Archer Aviation has staged a meaningful recovery from its March lows, gaining around 24% as geopolitical tensions eased and investors rotated back into risk assets. The bounce comes after a rough stretch for the stock, which is still down about 25% year to date and off around 16% over the past year.
At roughly $6.08, ACHR is trading near multi-year lows. The stock saw a 14.3% gain in the last seven days alone, though a 3.3% drop over the prior 30 days shows how choppy the ride has been.
The recovery isn’t just about macro sentiment. Archer was included in the White House-backed eVTOL Integration Pilot Program, a federal initiative designed to bring air taxi services into real-world settings across select U.S. regions.
Archer is working with partners in Texas, Florida, and New York. The company is targeting initial operations in the second half of 2026.
On the international side, Archer is expanding through projects in the UAE. It’s also building exposure to defense opportunities through work with Anduril.
Investor Stone Fox Capital, a top-ranked analyst on TipRanks, came out firmly bullish. He described ACHR as offering “a compelling entry point given its $2B cash balance and $6B+ order book.”

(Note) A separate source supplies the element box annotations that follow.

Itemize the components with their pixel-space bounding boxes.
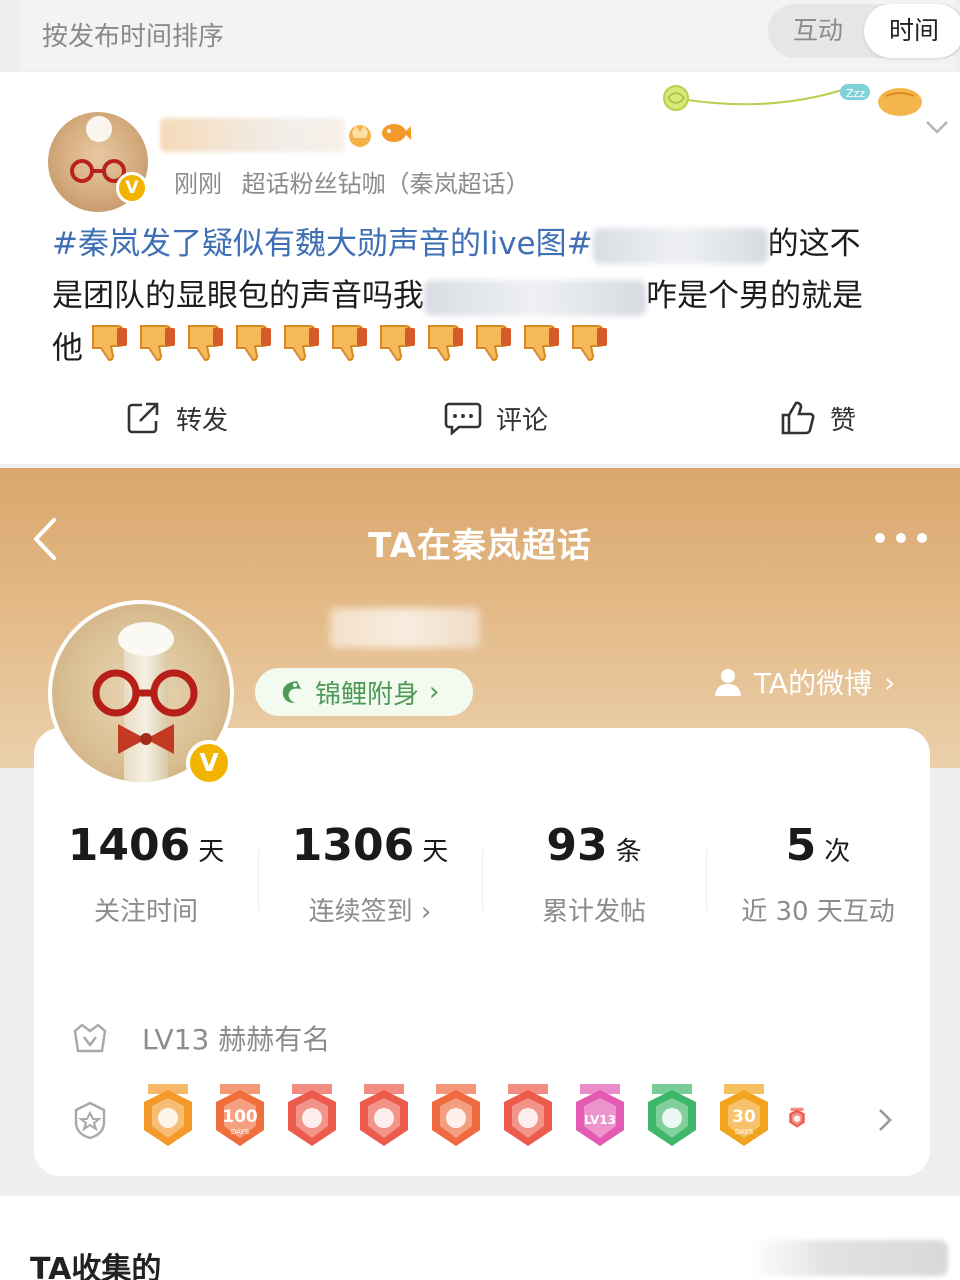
thumbs-down-emoji-icon xyxy=(332,325,367,362)
stat-checkin-streak[interactable]: 1306 天 连续签到 › xyxy=(258,820,482,928)
chevron-right-icon: › xyxy=(429,677,440,707)
redacted-text xyxy=(424,279,646,316)
svg-text:DAYS: DAYS xyxy=(231,1128,250,1136)
thumbs-down-emoji-icon xyxy=(140,325,175,362)
post-text-line2-tail: 咋是个男的就是 xyxy=(646,278,863,314)
thumbs-up-icon xyxy=(781,401,815,435)
svg-text:DAYS: DAYS xyxy=(735,1128,754,1136)
fish-medal-icon xyxy=(382,124,411,142)
post-actions: 转发 评论 赞 xyxy=(0,390,960,446)
chevron-right-icon: › xyxy=(884,665,896,699)
svg-text:100: 100 xyxy=(222,1107,258,1127)
chevron-right-icon[interactable] xyxy=(876,1106,894,1134)
profile-name-redacted xyxy=(330,608,480,648)
crown-badge[interactable] xyxy=(140,1084,196,1154)
section-title: TA收集的 xyxy=(30,1252,162,1280)
svg-text:30: 30 xyxy=(732,1107,756,1127)
more-options-icon[interactable] xyxy=(874,532,928,544)
stat-follow-time: 1406 天 关注时间 xyxy=(67,820,225,927)
sort-bar: 按发布时间排序 互动 时间 xyxy=(20,0,960,70)
post-text-line1: 的这不 xyxy=(767,226,861,262)
post-meta: 刚刚 超话粉丝钻咖（秦岚超话） xyxy=(174,164,542,199)
sort-toggle[interactable]: 互动 时间 xyxy=(768,4,960,58)
hand-badge[interactable] xyxy=(644,1084,700,1154)
thumbs-down-emoji-icon xyxy=(188,325,223,362)
thumbs-down-emoji-icon xyxy=(236,325,271,362)
thumbs-down-emoji-icon xyxy=(92,325,127,362)
thumbs-down-emoji-row xyxy=(83,322,611,378)
repost-button[interactable]: 转发 xyxy=(126,398,228,438)
post-source[interactable]: 超话粉丝钻咖（秦岚超话） xyxy=(242,170,530,198)
badge-row[interactable]: 100 DAYS LV13 30 DAYS xyxy=(72,1080,912,1160)
user-icon xyxy=(715,669,741,696)
ta-weibo-link[interactable]: TA的微博 › xyxy=(712,664,895,700)
page-title: TA在秦岚超话 xyxy=(368,526,592,566)
level-label: LV13 赫赫有名 xyxy=(142,1023,331,1056)
rabbit-badge-2[interactable] xyxy=(356,1084,412,1154)
koi-badge-button[interactable]: 锦鲤附身 › xyxy=(255,668,473,716)
comment-icon xyxy=(444,402,482,435)
100-days-badge[interactable]: 100DAYS xyxy=(212,1084,268,1154)
sleeping-cat-decoration-icon: Zzz xyxy=(663,84,922,116)
badge-shield-icon xyxy=(74,1101,106,1140)
rabbit-badge-1[interactable] xyxy=(284,1084,340,1154)
post-card: Zzz V 刚刚 超话粉丝钻咖（秦岚超话） #秦岚发了疑似有魏大勋声音的live… xyxy=(0,72,960,464)
verified-badge-icon: V xyxy=(186,740,232,786)
koi-fish-icon xyxy=(282,681,301,703)
thumbs-down-emoji-icon xyxy=(524,325,559,362)
level-row: LV13 赫赫有名 xyxy=(72,1018,330,1058)
thumbs-down-emoji-icon xyxy=(284,325,319,362)
thumbs-down-emoji-icon xyxy=(572,325,607,362)
stat-interactions: 5次 近 30 天互动 xyxy=(741,820,895,927)
like-button[interactable]: 赞 xyxy=(780,398,856,438)
stat-total-posts: 93 条 累计发帖 xyxy=(541,820,646,927)
sort-option-time[interactable]: 时间 xyxy=(864,4,960,58)
svg-text:Zzz: Zzz xyxy=(846,87,865,100)
verified-badge-icon: V xyxy=(116,172,148,204)
stats-row: 1406 天 关注时间 1306 天 连续签到 › 93 条 累计发帖 5次 近 30… xyxy=(34,820,930,950)
repost-icon xyxy=(127,402,159,434)
crown-medal-icon xyxy=(349,125,371,147)
30-days-badge[interactable]: 30DAYS xyxy=(716,1084,772,1154)
rabbit-badge-4[interactable] xyxy=(500,1084,556,1154)
rabbit-badge-3[interactable] xyxy=(428,1084,484,1154)
sort-label: 按发布时间排序 xyxy=(42,22,225,52)
watermark xyxy=(748,1240,948,1276)
sort-option-interaction[interactable]: 互动 xyxy=(768,4,868,58)
post-time: 刚刚 xyxy=(174,170,222,198)
collection-section: TA收集的 xyxy=(0,1196,960,1280)
thumbs-down-emoji-icon xyxy=(380,325,415,362)
thumbs-down-emoji-icon xyxy=(428,325,463,362)
chevron-down-icon[interactable] xyxy=(924,118,950,136)
lv13-badge[interactable]: LV13 xyxy=(572,1084,628,1154)
post-content: #秦岚发了疑似有魏大勋声音的live图# 的这不 是团队的显眼包的声音吗我 咋是个男… xyxy=(52,218,932,374)
post-text-line3: 他 xyxy=(52,330,83,367)
author-name-redacted[interactable] xyxy=(160,118,345,152)
svg-text:LV13: LV13 xyxy=(584,1113,616,1127)
topic-link[interactable]: #秦岚发了疑似有魏大勋声音的live图# xyxy=(52,226,593,262)
redacted-text xyxy=(592,227,768,264)
post-text-line2: 是团队的显眼包的声音吗我 xyxy=(52,278,424,314)
comment-button[interactable]: 评论 xyxy=(444,398,548,438)
level-crown-icon xyxy=(73,1023,107,1053)
partial-badge[interactable] xyxy=(788,1084,806,1154)
thumbs-down-emoji-icon xyxy=(476,325,511,362)
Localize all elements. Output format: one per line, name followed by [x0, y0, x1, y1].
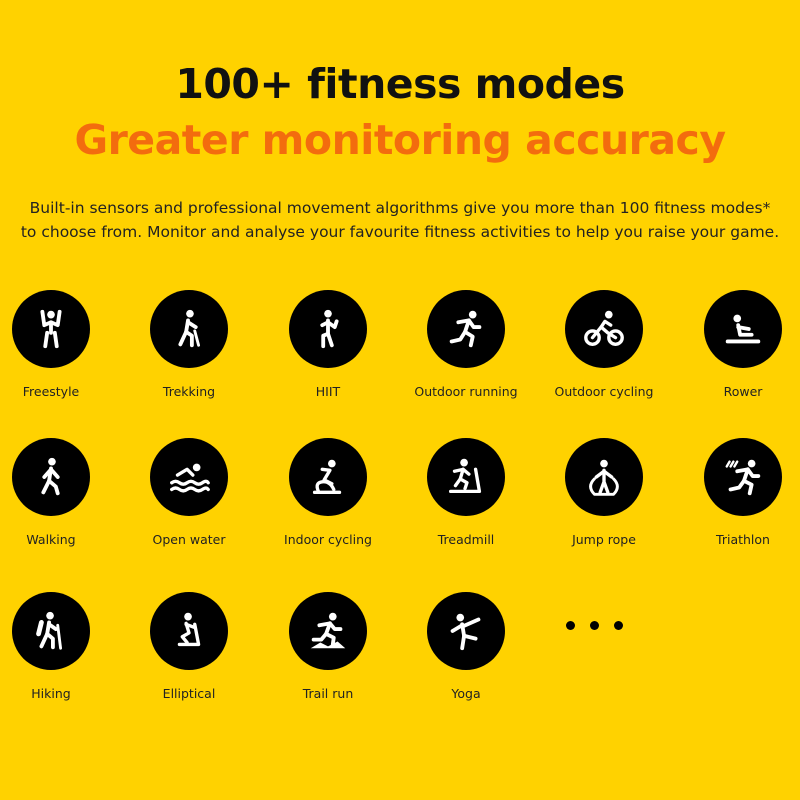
indoor-cycling-icon	[289, 438, 367, 516]
freestyle-icon	[12, 290, 90, 368]
description: Built-in sensors and professional moveme…	[20, 199, 780, 241]
outdoor-running-icon	[427, 290, 505, 368]
hiit-icon	[289, 290, 367, 368]
mode-treadmill: Treadmill	[400, 438, 532, 547]
elliptical-icon	[150, 592, 228, 670]
mode-freestyle: Freestyle	[0, 290, 117, 399]
dot	[566, 621, 575, 630]
mode-label: HIIT	[315, 384, 341, 399]
mode-label: Trail run	[302, 686, 354, 701]
page-subtitle: Greater monitoring accuracy	[74, 116, 726, 164]
mode-label: Freestyle	[22, 384, 80, 399]
mode-hiking: Hiking	[0, 592, 117, 701]
mode-outdoor-cycling: Outdoor cycling	[538, 290, 670, 399]
mode-label: Jump rope	[572, 532, 636, 547]
trekking-icon	[150, 290, 228, 368]
mode-walking: Walking	[0, 438, 117, 547]
dot	[590, 621, 599, 630]
mode-indoor-cycling: Indoor cycling	[262, 438, 394, 547]
mode-label: Open water	[152, 532, 226, 547]
mode-label: Trekking	[162, 384, 216, 399]
mode-label: Treadmill	[437, 532, 495, 547]
mode-label: Indoor cycling	[284, 532, 372, 547]
mode-label: Yoga	[451, 686, 481, 701]
mode-label: Walking	[26, 532, 76, 547]
trail-run-icon	[289, 592, 367, 670]
mode-label: Outdoor cycling	[554, 384, 654, 399]
rower-icon	[704, 290, 782, 368]
treadmill-icon	[427, 438, 505, 516]
mode-jump-rope: Jump rope	[538, 438, 670, 547]
dot	[614, 621, 623, 630]
mode-yoga: Yoga	[400, 592, 532, 701]
page-title: 100+ fitness modes	[175, 60, 625, 108]
open-water-icon	[150, 438, 228, 516]
mode-rower: Rower	[677, 290, 800, 399]
jump-rope-icon	[565, 438, 643, 516]
mode-elliptical: Elliptical	[123, 592, 255, 701]
more-icon	[566, 621, 623, 630]
mode-open-water: Open water	[123, 438, 255, 547]
mode-label: Elliptical	[162, 686, 216, 701]
mode-label: Rower	[723, 384, 763, 399]
mode-triathlon: Triathlon	[677, 438, 800, 547]
mode-outdoor-running: Outdoor running	[400, 290, 532, 399]
mode-label: Outdoor running	[414, 384, 518, 399]
triathlon-icon	[704, 438, 782, 516]
outdoor-cycling-icon	[565, 290, 643, 368]
mode-label: Hiking	[31, 686, 71, 701]
walking-icon	[12, 438, 90, 516]
yoga-icon	[427, 592, 505, 670]
mode-hiit: HIIT	[262, 290, 394, 399]
mode-trail-run: Trail run	[262, 592, 394, 701]
mode-label: Triathlon	[716, 532, 770, 547]
mode-trekking: Trekking	[123, 290, 255, 399]
hiking-icon	[12, 592, 90, 670]
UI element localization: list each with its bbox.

Stone Fox argued that the investment case no longer hinges on a single regulatory outcome. He pointed to “multiple operational pathways emerging via FAA’s eIPP program and international partnerships” as reducing binary risk around FAA certification.
He called the earlier pullback an overreaction and assigned ACHR a Strong Buy rating — describing his stance as “ultra Bullish.”
Wall Street broadly agrees. ACHR carries a Strong Buy consensus from analysts, with five Buy ratings and just one Hold. The average price target sits at $13.20, which would represent more than a double from current levels.
A DCF analysis from Simply Wall St puts Archer’s intrinsic value at $27.78 per share. Against the current price of around $6.08, that implies the stock is 78.1% undervalued on a cash flow basis.
The model uses a 2 Stage Free Cash Flow to Equity approach. Archer’s trailing twelve-month free cash flow is a loss of $672.1 million, but analysts project that flipping to $380 million positive by 2030.
On a price-to-book basis, ACHR trades at 2.06x. That’s below the Aerospace & Defense industry average of 4.22x and below its peer group average of 3.59x.
Bull-case narratives target a fair value around $18.00 per share. Bear-case views are more cautious, flagging the stock’s mixed chart signals and its heavy ETF ownership.
Stone Fox did acknowledge one near-term limitation: Archer doesn’t yet have enough aircraft ready to support early programs, which could delay initial rollout.
Management has also provided limited updates on production progress. Archer has outlined plans to scale to roughly 50 aircraft per year by 2026, but the market is still waiting on clearer milestones to validate that timeline.